NASA Must Establish the Moon and Mars Astronaut Corps

To inspire the American people about the Vision for Space Exploration, and to focus the agency on its central mission, NASA should immediately establish a Moon and Mars Astronaut Corps. This elite cadre, set up within the existing astronaut body, would bring together the heroes who will lead the great journey ahead.

Such a corps would tremendously augment the connection between the NASA of today and the NASA that will explore the Moon and Mars. Strengthening this connection -- between the programs that NASA is working on now and the explorations in NASA's future -- is critical for both the near- and far-term success of the vision.

Establishing a Moon and Mars Astronaut Corps would be a cost-effective, high-impact action that would give the vision a heroic human face inside and outside of NASA. It would also materially improve the development programs of the next decade. Its advantages are many:

  • It would be highly visible. By selecting a smaller, elite team within the existing astronaut corps, the Vision for Space Exploration would be personified. NASA needs heroic household names again.
  • It can be done now. The Moon and Mars Astronaut Corps would require the development of no new hardware, and utilize a tremendous existing asset within the agency. This timeliness is absolutely critical: we as a community need to do everything we can now to make the link to the exciting future in the minds of Congress and the public.
  • It can be done at marginal additional expense. While nothing in government is free, the Moon and Mars Astronaut Corps would require little new money. Later, NASA may choose to augment the Corps with special analogue training missions, but the essential program would require only a well-conceived selection process.
  • It would impart significant momentum to the vision. By creating a highly visible stakeholder community for the vision, NASA could transform the astronauts corps into active players in the journey around which they have shaped their lives. This would create significant public support for following the vision.
  • It would reinvigorate the astronaut corps internally and in the eyes of the American public. The American public engages with issues and programs through human representatives. These representatives are often celebrities. A smaller, elite group would be more identifiable, and would thus be better suited to improve public engagement with the space exploration program.

Such a program must be designed with care to achieve maximum benefit. As the corps is planned and selected, we must ensure that its purpose reaches both the space professionals of today and the students who will make up the explorers of tomorrow. The following considerations should be included in NASA's design of the corps.

While not all members of the corps may ultimately be selected to fly to the Moon or Mars--a point which NASA should make clear--the founding intent of the program would be to use the corps as the main source of the first crews. The main programmatic goal would be to create a cadre with specialization in the particular challenges of lunar and martian exploration, a resource which could be drawn on for a variety of purposes in later years.
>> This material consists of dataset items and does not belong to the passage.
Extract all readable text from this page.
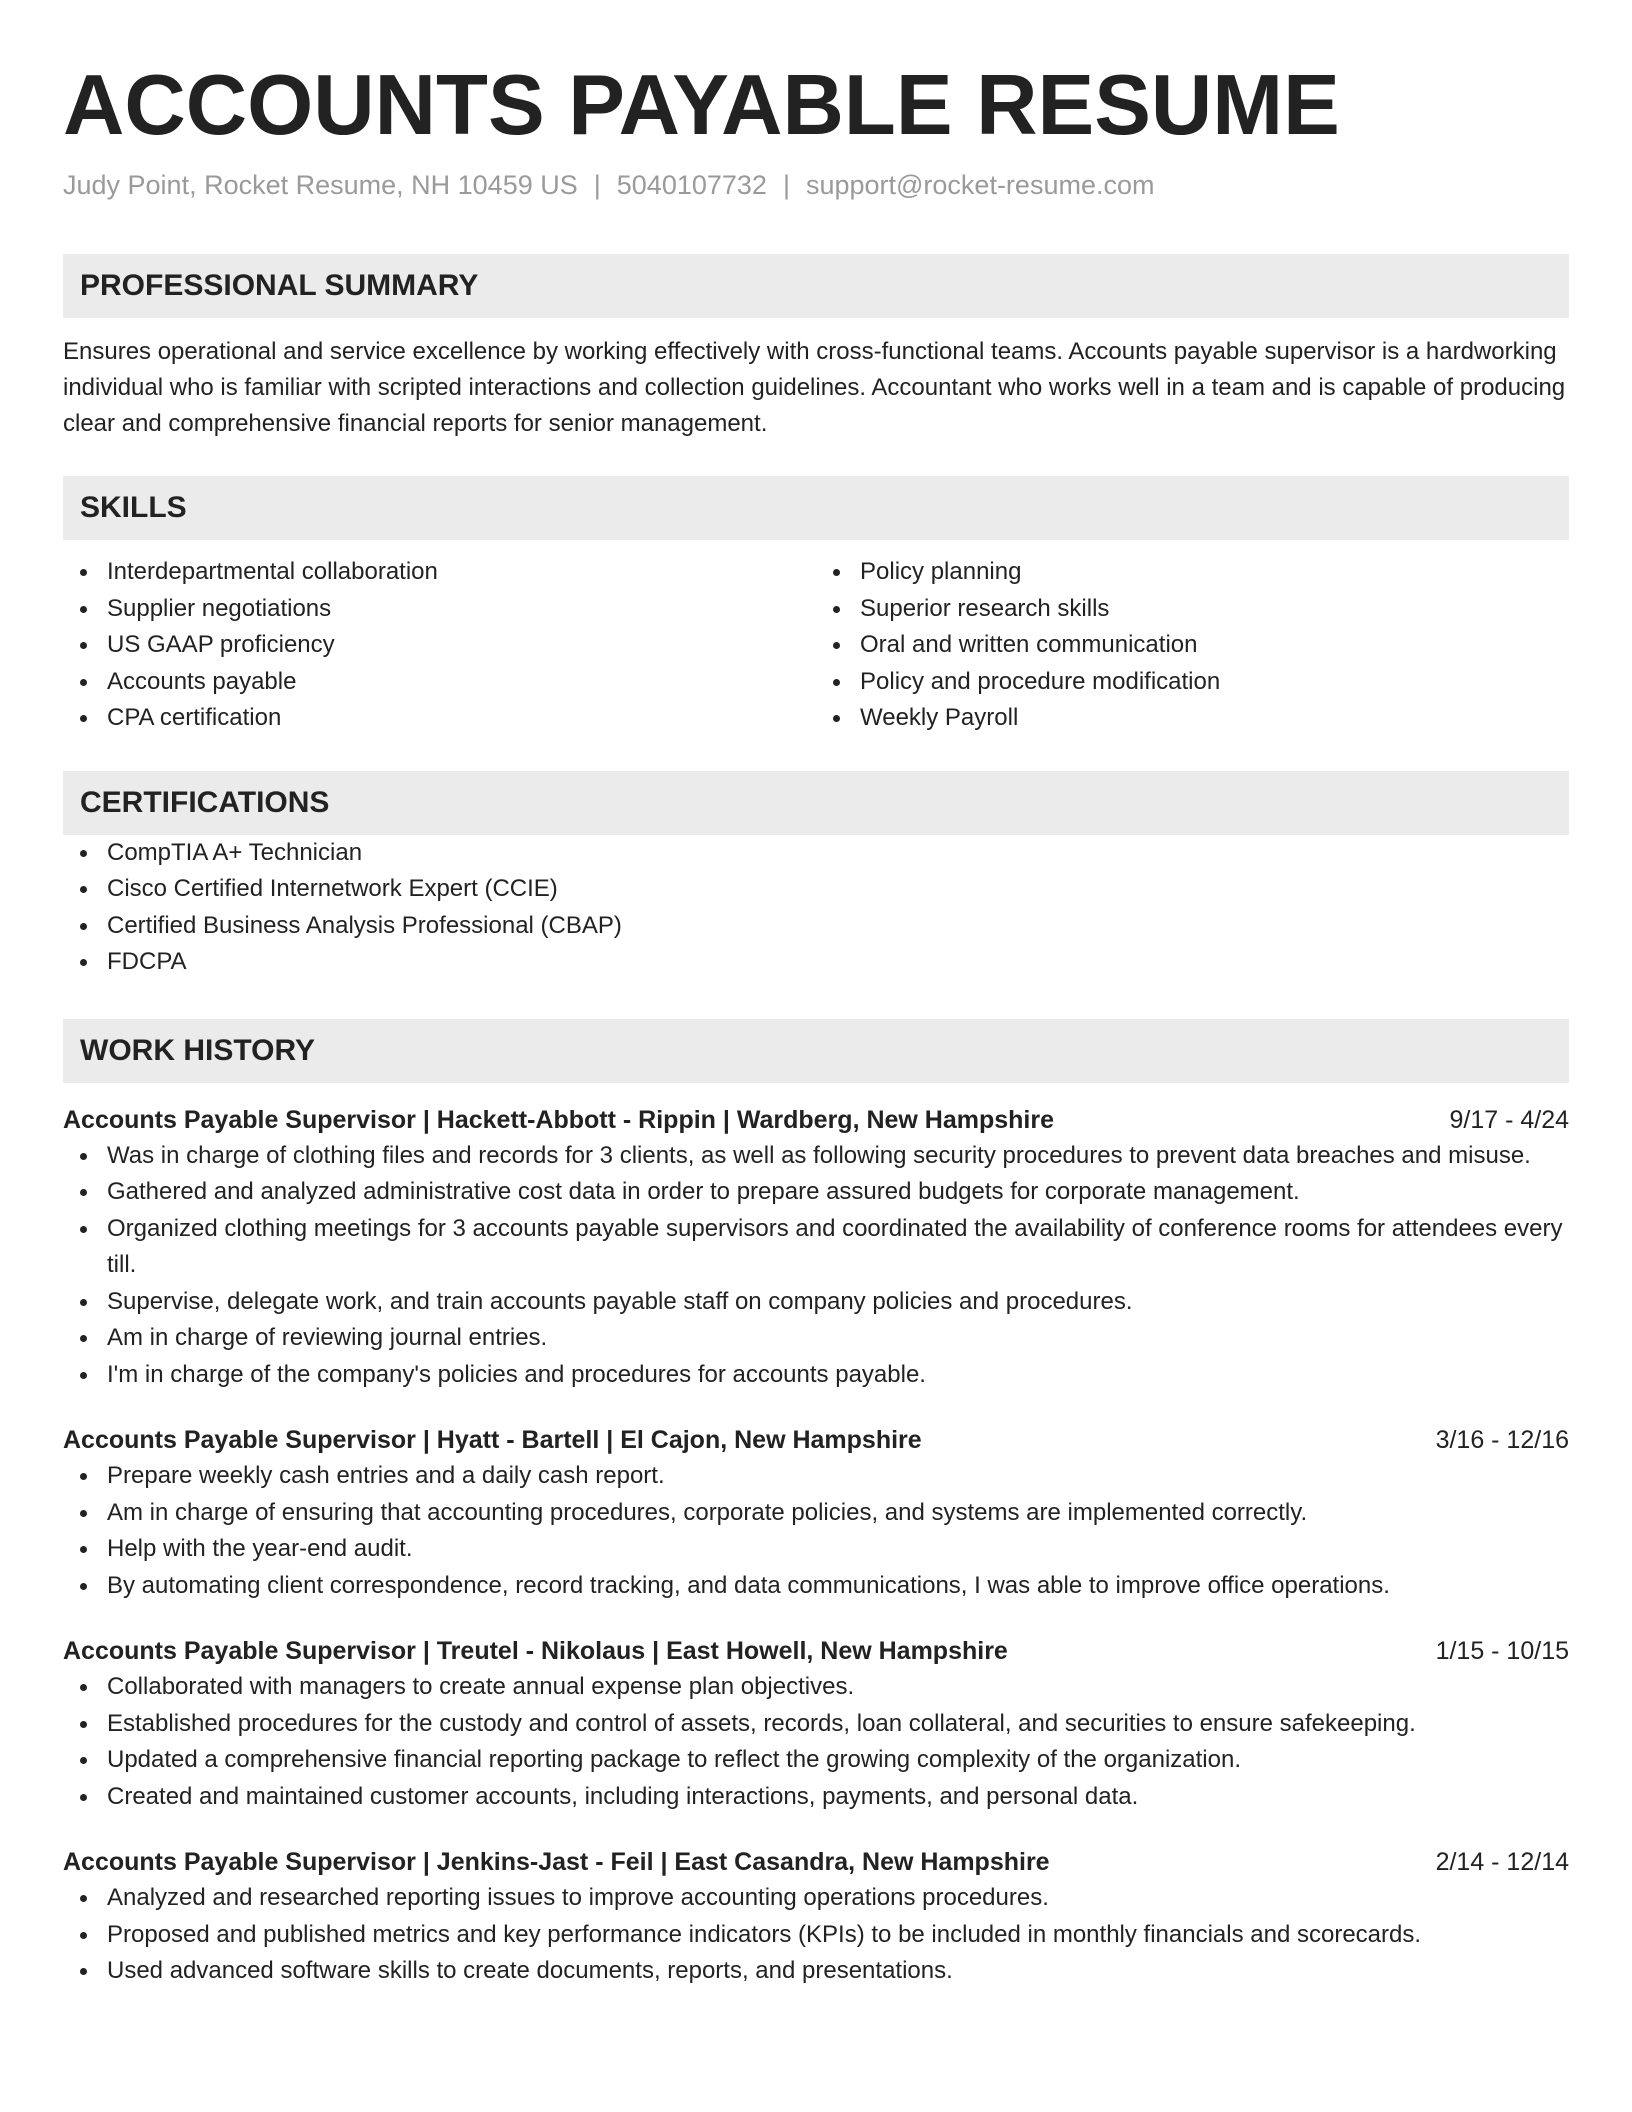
ACCOUNTS PAYABLE RESUME
Judy Point, Rocket Resume, NH 10459 US | 5040107732 | support@rocket-resume.com
PROFESSIONAL SUMMARY

Ensures operational and service excellence by working effectively with cross-functional teams. Accounts payable supervisor is a hardworking individual who is familiar with scripted interactions and collection guidelines. Accountant who works well in a team and is capable of producing clear and comprehensive financial reports for senior management.

SKILLS
Interdepartmental collaboration
Supplier negotiations
US GAAP proficiency
Accounts payable
CPA certification
Policy planning
Superior research skills
Oral and written communication
Policy and procedure modification
Weekly Payroll
CERTIFICATIONS
CompTIA A+ Technician
Cisco Certified Internetwork Expert (CCIE)
Certified Business Analysis Professional (CBAP)
FDCPA
WORK HISTORY
Accounts Payable Supervisor | Hackett-Abbott - Rippin | Wardberg, New Hampshire	9/17 - 4/24
Was in charge of clothing files and records for 3 clients, as well as following security procedures to prevent data breaches and misuse.
Gathered and analyzed administrative cost data in order to prepare assured budgets for corporate management.
Organized clothing meetings for 3 accounts payable supervisors and coordinated the availability of conference rooms for attendees every till.
Supervise, delegate work, and train accounts payable staff on company policies and procedures.
Am in charge of reviewing journal entries.
I'm in charge of the company's policies and procedures for accounts payable.
Accounts Payable Supervisor | Hyatt - Bartell | El Cajon, New Hampshire	3/16 - 12/16
Prepare weekly cash entries and a daily cash report.
Am in charge of ensuring that accounting procedures, corporate policies, and systems are implemented correctly.
Help with the year-end audit.
By automating client correspondence, record tracking, and data communications, I was able to improve office operations.
Accounts Payable Supervisor | Treutel - Nikolaus | East Howell, New Hampshire	1/15 - 10/15
Collaborated with managers to create annual expense plan objectives.
Established procedures for the custody and control of assets, records, loan collateral, and securities to ensure safekeeping.
Updated a comprehensive financial reporting package to reflect the growing complexity of the organization.
Created and maintained customer accounts, including interactions, payments, and personal data.
Accounts Payable Supervisor | Jenkins-Jast - Feil | East Casandra, New Hampshire	2/14 - 12/14
Analyzed and researched reporting issues to improve accounting operations procedures.
Proposed and published metrics and key performance indicators (KPIs) to be included in monthly financials and scorecards.
Used advanced software skills to create documents, reports, and presentations.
The selection of the teams will in itself be a critical process, and one that could touch all of NASA as well as the American public.
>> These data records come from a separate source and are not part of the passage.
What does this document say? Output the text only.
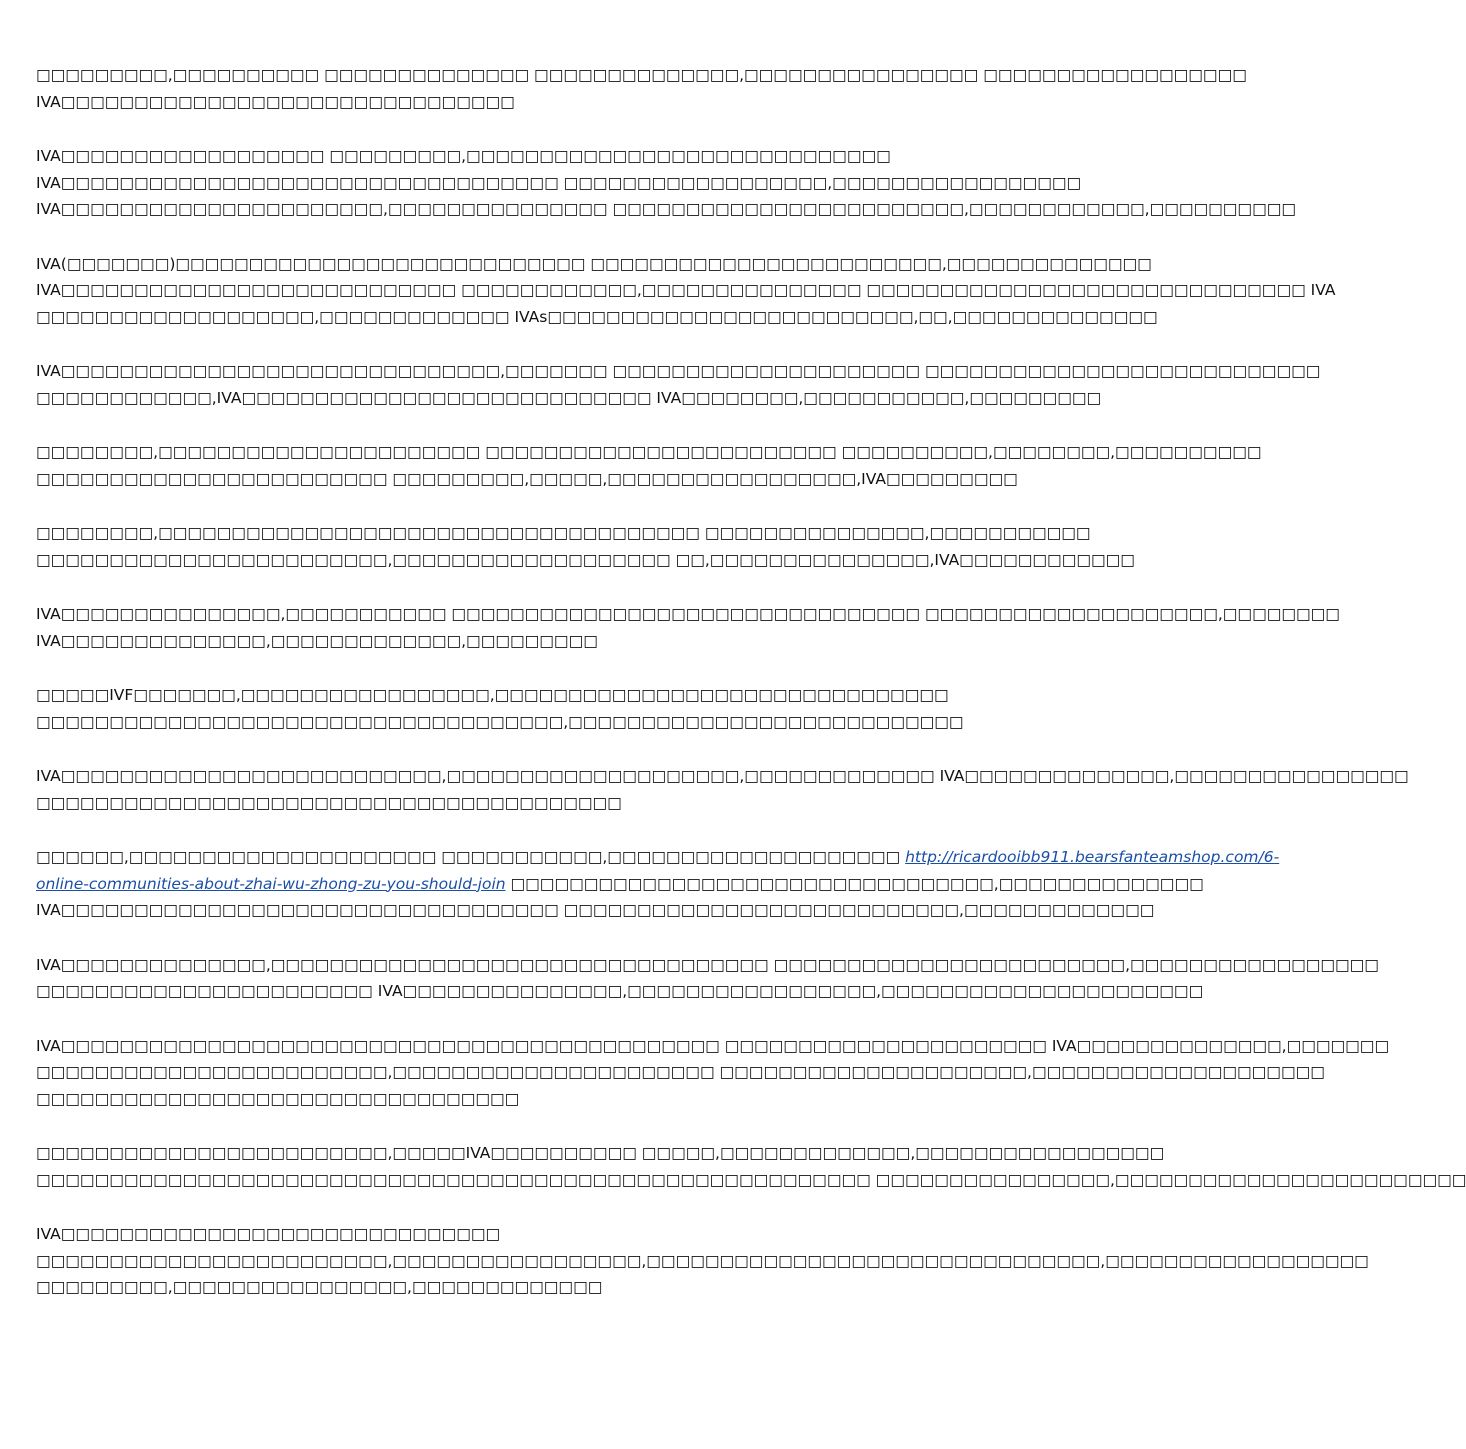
□□□□□□□□□,□□□□□□□□□□ □□□□□□□□□□□□□□ □□□□□□□□□□□□□□,□□□□□□□□□□□□□□□□ □□□□□□□□□□□□□□□□□□
IVA□□□□□□□□□□□□□□□□□□□□□□□□□□□□□□□

IVA□□□□□□□□□□□□□□□□□□ □□□□□□□□□,□□□□□□□□□□□□□□□□□□□□□□□□□□□□□
IVA□□□□□□□□□□□□□□□□□□□□□□□□□□□□□□□□□□ □□□□□□□□□□□□□□□□□□,□□□□□□□□□□□□□□□□□
IVA□□□□□□□□□□□□□□□□□□□□□□,□□□□□□□□□□□□□□□ □□□□□□□□□□□□□□□□□□□□□□□□,□□□□□□□□□□□□,□□□□□□□□□□

IVA(□□□□□□□)□□□□□□□□□□□□□□□□□□□□□□□□□□□□ □□□□□□□□□□□□□□□□□□□□□□□□,□□□□□□□□□□□□□□
IVA□□□□□□□□□□□□□□□□□□□□□□□□□□□ □□□□□□□□□□□□,□□□□□□□□□□□□□□□ □□□□□□□□□□□□□□□□□□□□□□□□□□□□□□ IVA
□□□□□□□□□□□□□□□□□□□,□□□□□□□□□□□□□ IVAs□□□□□□□□□□□□□□□□□□□□□□□□□,□□,□□□□□□□□□□□□□□

IVA□□□□□□□□□□□□□□□□□□□□□□□□□□□□□□,□□□□□□□ □□□□□□□□□□□□□□□□□□□□□ □□□□□□□□□□□□□□□□□□□□□□□□□□□
□□□□□□□□□□□□,IVA□□□□□□□□□□□□□□□□□□□□□□□□□□□□ IVA□□□□□□□□,□□□□□□□□□□□,□□□□□□□□□

□□□□□□□□,□□□□□□□□□□□□□□□□□□□□□□ □□□□□□□□□□□□□□□□□□□□□□□□ □□□□□□□□□□,□□□□□□□□,□□□□□□□□□□
□□□□□□□□□□□□□□□□□□□□□□□□ □□□□□□□□□,□□□□□,□□□□□□□□□□□□□□□□□,IVA□□□□□□□□□

□□□□□□□□,□□□□□□□□□□□□□□□□□□□□□□□□□□□□□□□□□□□□□ □□□□□□□□□□□□□□□,□□□□□□□□□□□
□□□□□□□□□□□□□□□□□□□□□□□□,□□□□□□□□□□□□□□□□□□□ □□,□□□□□□□□□□□□□□□,IVA□□□□□□□□□□□□

IVA□□□□□□□□□□□□□□□,□□□□□□□□□□□ □□□□□□□□□□□□□□□□□□□□□□□□□□□□□□□□ □□□□□□□□□□□□□□□□□□□□,□□□□□□□□
IVA□□□□□□□□□□□□□□,□□□□□□□□□□□□□,□□□□□□□□□

□□□□□IVF□□□□□□□,□□□□□□□□□□□□□□□□□,□□□□□□□□□□□□□□□□□□□□□□□□□□□□□□□
□□□□□□□□□□□□□□□□□□□□□□□□□□□□□□□□□□□□,□□□□□□□□□□□□□□□□□□□□□□□□□□□

IVA□□□□□□□□□□□□□□□□□□□□□□□□□□,□□□□□□□□□□□□□□□□□□□□,□□□□□□□□□□□□□ IVA□□□□□□□□□□□□□□,□□□□□□□□□□□□□□□□
□□□□□□□□□□□□□□□□□□□□□□□□□□□□□□□□□□□□□□□□

□□□□□□,□□□□□□□□□□□□□□□□□□□□□ □□□□□□□□□□□,□□□□□□□□□□□□□□□□□□□□ http://ricardooibb911.bearsfanteamshop.com/6-
online-communities-about-zhai-wu-zhong-zu-you-should-join □□□□□□□□□□□□□□□□□□□□□□□□□□□□□□□□□,□□□□□□□□□□□□□□
IVA□□□□□□□□□□□□□□□□□□□□□□□□□□□□□□□□□□ □□□□□□□□□□□□□□□□□□□□□□□□□□□,□□□□□□□□□□□□□

IVA□□□□□□□□□□□□□□,□□□□□□□□□□□□□□□□□□□□□□□□□□□□□□□□□□ □□□□□□□□□□□□□□□□□□□□□□□□,□□□□□□□□□□□□□□□□□
□□□□□□□□□□□□□□□□□□□□□□□ IVA□□□□□□□□□□□□□□□,□□□□□□□□□□□□□□□□□,□□□□□□□□□□□□□□□□□□□□□□

IVA□□□□□□□□□□□□□□□□□□□□□□□□□□□□□□□□□□□□□□□□□□□□□ □□□□□□□□□□□□□□□□□□□□□□ IVA□□□□□□□□□□□□□□,□□□□□□□
□□□□□□□□□□□□□□□□□□□□□□□□,□□□□□□□□□□□□□□□□□□□□□□ □□□□□□□□□□□□□□□□□□□□□,□□□□□□□□□□□□□□□□□□□□
□□□□□□□□□□□□□□□□□□□□□□□□□□□□□□□□□

□□□□□□□□□□□□□□□□□□□□□□□□,□□□□□IVA□□□□□□□□□□ □□□□□,□□□□□□□□□□□□□,□□□□□□□□□□□□□□□□□
□□□□□□□□□□□□□□□□□□□□□□□□□□□□□□□□□□□□□□□□□□□□□□□□□□□□□□□□□ □□□□□□□□□□□□□□□□,□□□□□□□□□□□□□□□□□□□□□□□□

IVA□□□□□□□□□□□□□□□□□□□□□□□□□□□□□□
□□□□□□□□□□□□□□□□□□□□□□□□,□□□□□□□□□□□□□□□□□,□□□□□□□□□□□□□□□□□□□□□□□□□□□□□□□,□□□□□□□□□□□□□□□□□□
□□□□□□□□□,□□□□□□□□□□□□□□□□,□□□□□□□□□□□□□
Advertising the job description for lunar and martian explorers is something that would do much to inspire the scientists and engineers of tomorrow. It should be made clear that the corps will not be fully staffed at its inception--the expectation being that it would be filled as mission dates approached.

NASA needs to make sure that the next generation of explorers knows that the corps is still open and waiting for them. In public communications, NASA could make the point that many people--far beyond the astronauts of the corps--also will participate as explorers in the missions ahead. Additional open spots would drive motivation for students, scientists, engineers and the astronaut corps.

What will members of the corps do until Moon and Mars missions begin? Above all, they will be astronauts, training and preparing for shuttle and space station missions. As part of their membership in the corps, these astronauts would pursue several specialized suites of activity:

  • Engage in focused research and development related to exploration technologies. As NASA moves into the next phases of the vision, it will devote greater resources to the development programs specific to the lunar and martian missions. As it does so, close engagement must be maintained between astronaut users and the engineering community. Such engagement was very productive during the development of robotic systems integration standards for the space station, as it proved to be in the Mercury and Gemini programs.
  • Pursue analogue missions on Earth to drive the knowledge base for their respective missions. NASA must increase such activity over the coming years as it prepares for ground missions on other worlds. One of the main programmatic goals would be the development of team members with specializations in the particular characteristics of extraterrestrial environments.
  • Promote their particular mission to the United States and the world. With their special status, the members of the corps will receive a special hearing by Congress and the American public.

George Whitesides is the executive director of the National Space Society. Gary Bernhard is the chairman of the society's Executive Committee.